Philippe Remy-Wilkin

Pour 

Francis Dannemark

C’est l’histoire d’un long effleurement, d’un rendez-vous qui m’impacte mais qui demeure inachevé, peuplé de pointillés. Le récit débute vers 2004. La littérature francophone n’est pas (encore) ma tasse de thé, je privilégie, et de loin, la narration anglo-saxonne. Mais Michel Torrekens m’a proposé d’écrire des articles, Thierry Leroy m’a guidé vers notre microcosme, Estuaire, un nouvel éditeur belge, et ses Carnets littéraires. Je travaille sur La chapelle Sextine d’Hervé Le Tellier. Une aura se dégage de la collection : couvertures à la fois modernes et surannées, épousailles entre le texte et l’illustration, la photographie, volonté d’échapper au ghetto belgo-belge :


« (…) des plans et des croquis tracés avec élégance complétaient les notes et donnaient au cahier l’allure d’un récit de voyage à l’ancienne. »


Je poursuis la découverte pour le plaisir, mes élans d’antan pour Mattotti, un dessinateur, et Guerra, un scénariste de cinéma, il y a ce titre mystérieux aussi, L’homme de septembre, et je rencontre Francis Dannemark :


« Le bord du gouffre, on s’accroche. L’angoisse est grande – mais la vue est belle. »
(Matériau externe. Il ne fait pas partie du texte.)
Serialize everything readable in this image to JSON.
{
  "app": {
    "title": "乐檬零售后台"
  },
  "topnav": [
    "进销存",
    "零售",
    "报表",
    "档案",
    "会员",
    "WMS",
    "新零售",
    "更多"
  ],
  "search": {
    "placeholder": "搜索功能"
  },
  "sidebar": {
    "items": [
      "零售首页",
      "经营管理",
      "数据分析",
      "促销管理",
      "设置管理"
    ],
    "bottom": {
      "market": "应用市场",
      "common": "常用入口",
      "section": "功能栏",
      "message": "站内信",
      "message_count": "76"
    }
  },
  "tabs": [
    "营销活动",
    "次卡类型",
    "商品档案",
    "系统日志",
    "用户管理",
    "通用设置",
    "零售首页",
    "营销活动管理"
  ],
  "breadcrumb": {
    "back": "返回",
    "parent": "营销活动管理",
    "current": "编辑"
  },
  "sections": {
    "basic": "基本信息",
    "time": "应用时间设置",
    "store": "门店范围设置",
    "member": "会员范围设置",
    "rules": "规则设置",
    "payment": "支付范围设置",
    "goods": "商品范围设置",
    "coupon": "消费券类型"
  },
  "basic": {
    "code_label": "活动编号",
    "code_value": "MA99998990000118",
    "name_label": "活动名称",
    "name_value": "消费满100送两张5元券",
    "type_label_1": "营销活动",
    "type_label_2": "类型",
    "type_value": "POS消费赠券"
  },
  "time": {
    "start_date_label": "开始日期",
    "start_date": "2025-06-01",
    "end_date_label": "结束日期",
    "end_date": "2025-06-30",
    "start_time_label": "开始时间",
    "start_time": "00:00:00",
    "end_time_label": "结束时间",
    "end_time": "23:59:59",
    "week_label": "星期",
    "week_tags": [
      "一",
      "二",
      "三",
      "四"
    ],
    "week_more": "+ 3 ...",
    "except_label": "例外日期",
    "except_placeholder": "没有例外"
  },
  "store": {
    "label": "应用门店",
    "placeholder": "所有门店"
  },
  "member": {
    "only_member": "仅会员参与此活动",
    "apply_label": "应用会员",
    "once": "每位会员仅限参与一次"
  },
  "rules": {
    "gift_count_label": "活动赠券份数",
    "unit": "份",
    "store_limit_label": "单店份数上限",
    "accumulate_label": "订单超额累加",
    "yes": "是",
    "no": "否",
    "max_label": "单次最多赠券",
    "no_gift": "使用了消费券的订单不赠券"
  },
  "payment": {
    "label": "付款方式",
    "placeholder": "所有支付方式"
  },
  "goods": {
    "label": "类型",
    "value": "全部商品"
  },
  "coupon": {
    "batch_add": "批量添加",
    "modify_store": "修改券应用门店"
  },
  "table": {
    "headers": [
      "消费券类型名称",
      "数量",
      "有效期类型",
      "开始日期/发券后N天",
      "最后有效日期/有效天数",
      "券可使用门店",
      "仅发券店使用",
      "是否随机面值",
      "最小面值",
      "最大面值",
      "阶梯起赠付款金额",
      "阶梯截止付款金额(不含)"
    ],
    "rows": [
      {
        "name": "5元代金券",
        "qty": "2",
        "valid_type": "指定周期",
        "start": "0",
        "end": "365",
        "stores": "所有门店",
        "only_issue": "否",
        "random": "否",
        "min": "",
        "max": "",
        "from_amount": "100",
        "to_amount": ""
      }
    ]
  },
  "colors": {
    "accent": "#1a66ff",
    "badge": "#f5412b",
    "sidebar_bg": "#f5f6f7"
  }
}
Ou alors mes souvenirs sont confus et l’aventure s’ébauche autrement, Régine Vandamme, du quatuor de direction de la collection, me contacte pour m’encourager à déposer un projet et… Quoi qu’il en soit du contexte, mu par une intervention extérieure donc, j’achète et lis L’homme de septembre :


« Il s’appelait Philippe. Depuis presque un demi-siècle. Mais comme tous les matins, à la frontière exacte du sommeil et du réveil, il n’en savait rien, il n’était pas différent des personnages qui peuplent les rêves, pas différent des humains déterminés ou fragiles qui l’avaient précédé, hommes et femmes vaguement perdus, résolument tendres ou passionnés, distraits, effacés ou lumineux, étonnés de vivre ou vivant par la force des choses (…). »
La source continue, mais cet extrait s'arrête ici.